Usa, la sfida delle primarie si decide sulla guerra

Ieri era una giornata elettorale negli Stati Uniti. In cinque stati – Connecticut, Colorado, Missouri, Michigan e Georgia – gli elettori registrati repubblicani e democratici facevano la fila davnti ai seggi delle primarie per scegliere quali candidati sostenere alle elezioni di mezzo termine del prossimo novembre. La lotta più dura, quella su cui si concentra l’attenzione dei media nord americani, è quella per il seggio senatoriale democratico in Connecticut. Qui l’anziano Joe Lieberman, eletto per la prima volta nel 1989, candidato vice presidente con Al Gore nel 2000 e concorrente sconfitto alle primarie per la presidenza nel 2004, rischia il posto. Il motivo è semplice, lui, come molti suoi colleghi, ha appoggiato la scelta dell’amministrazione Bush di muovere guerra all’Iraq. Come sarà andata a finire lo vedremo oggi, ma di sicuro, stavolta, la candidatura se la dovrà sudare: Ned Lamont, imprenditore milionario del settore delle telecomunicazioni conduce nei sondaggi con sei punti di vantaggio, e il motivo è proprio la campagna contro la guerra che ha fatto in questi mesi. Solo la perdita di consensi registrata nell’ultima settimana da Lamont (-7 per cento) lascia qualche incertezza al risultato: spesso succede che l’outsider abbia gran successo di pubblico e poi finisca schiantandosi contro il muro della macchina elettorale dei candidati tradizionali. Potrebbe essere il caso di Lamont, che pure ha speso 4 milioni di dollari per imporre la propria immagine in Connecticut.

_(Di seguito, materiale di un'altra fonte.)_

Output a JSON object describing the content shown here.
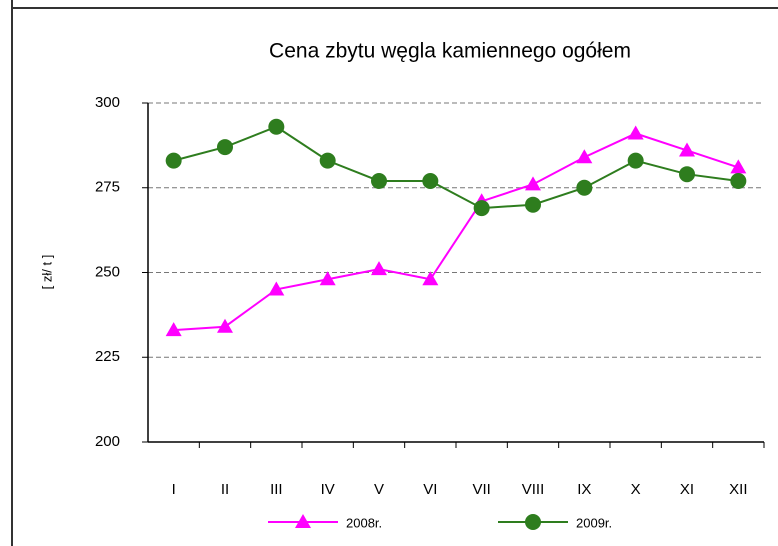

L’attenzione sulla sfida è tale che i giornali americani parlano di intensità da primarie per la presidenza, con i due candidati inseguiti in ogni angolo dai cronisti. Anche il numero di elettori che si sono registrati per poter scegliere chi far correre contro i repubblicani in un seggio considerato sicuro, sono molti: 26mila tra indipendenti e democratici da maggio in poi (in totale hanno diritto a partecipare alle primarie circa mezzo milione di persone).

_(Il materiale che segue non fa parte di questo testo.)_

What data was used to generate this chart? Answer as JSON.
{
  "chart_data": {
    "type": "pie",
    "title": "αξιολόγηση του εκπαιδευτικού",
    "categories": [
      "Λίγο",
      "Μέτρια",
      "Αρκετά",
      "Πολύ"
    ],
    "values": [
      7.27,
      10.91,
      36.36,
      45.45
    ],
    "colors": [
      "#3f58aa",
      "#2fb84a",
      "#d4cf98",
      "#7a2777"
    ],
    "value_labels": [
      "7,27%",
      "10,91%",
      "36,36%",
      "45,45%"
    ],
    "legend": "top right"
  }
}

Lieberman ha promesso che, se anche sconfitto, si candiderà comunque come indipendente. La questione però non è il futuro politico del 64enne senatore del Connecticut, quanto il peso elettorale che la vicenda irachena mantiene a più di tre anni dalla caduta di Saddam Hussein. Nel 2004 il democratico John Kerry ha pagato caro il suo avere un’opinione che i repubblicani dipingevano come “flip-flop”, altalenante, insicura.

Un sondaggio sulle intenzioni di voto commissionato dal Washington post e dalla Abc consegna un quadro inquietante per tutti coloro che a novembre mettono in gioco il proprio seggio. Se in altri sondaggi i democratici sono in vantaggio e sognano di riconquistare la maggioranza in uno dei rami del Congresso, l’inchiesta del Post si concentra sugli incumbent, sugli eletti che si ripresentano. I risultati sono preoccupanti: il 53 per cento degli elettori dice che in questo momento tenderebbe a votare contro il candidato incumbent (solo il 29 è contento del suo rappresentante a Washington, il 13 non voterebbe per nessuno, il 5 non sa). Spesso gli elettori rimangono delusi dal proprio eletto, ma dal 1994 nessun sondaggio aveva rivelato tanta disaffezione verso il Parlamento eletto.

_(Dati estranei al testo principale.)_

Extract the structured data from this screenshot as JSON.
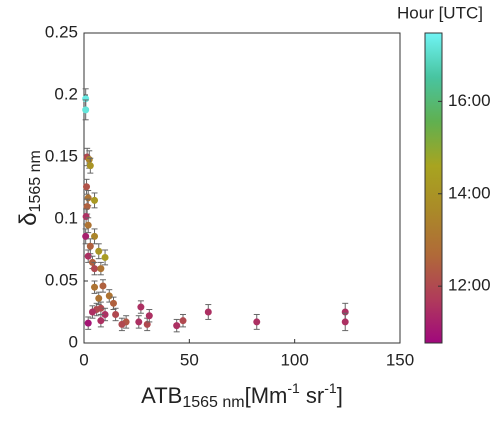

La seconda e la terza domanda sono sull’Iraq. L’81 per cento dei democratici e il 64 per cento degli indipendenti crede che non sia valsa la pena di fare la guerra, percentuale che crolla al 24 tra i repubblicani. Il cmpione è diviso anche sull’ipotesi di voto ai candidati che hanno sostenuto la guerra: il 54 per cento dei democratici e il 41 degli indipendenti si opporrebbero a candidati che hanno sostenuto Bush sull’Iraq – i repubblicani sono il 18 per cento. Per i democratici la lotta si presenta di nuovo complicata: distanziarsi da Bush per motivare il proprio elettorato deluso o corteggiare il voto repubblicano che in molti stati resta maggioritario? Lavorare a un profilo diverso e fare cagara sull’Iraq o provare a spostare l’attenzione su qualcos’altro? Si faranno scelte diverse a seconda degli stati e del profilo dei candidati, ma di certo per gli strateghi democratici quella dell’Iraq resta una delle matasse difficili da dipanare per provare a risalire la china.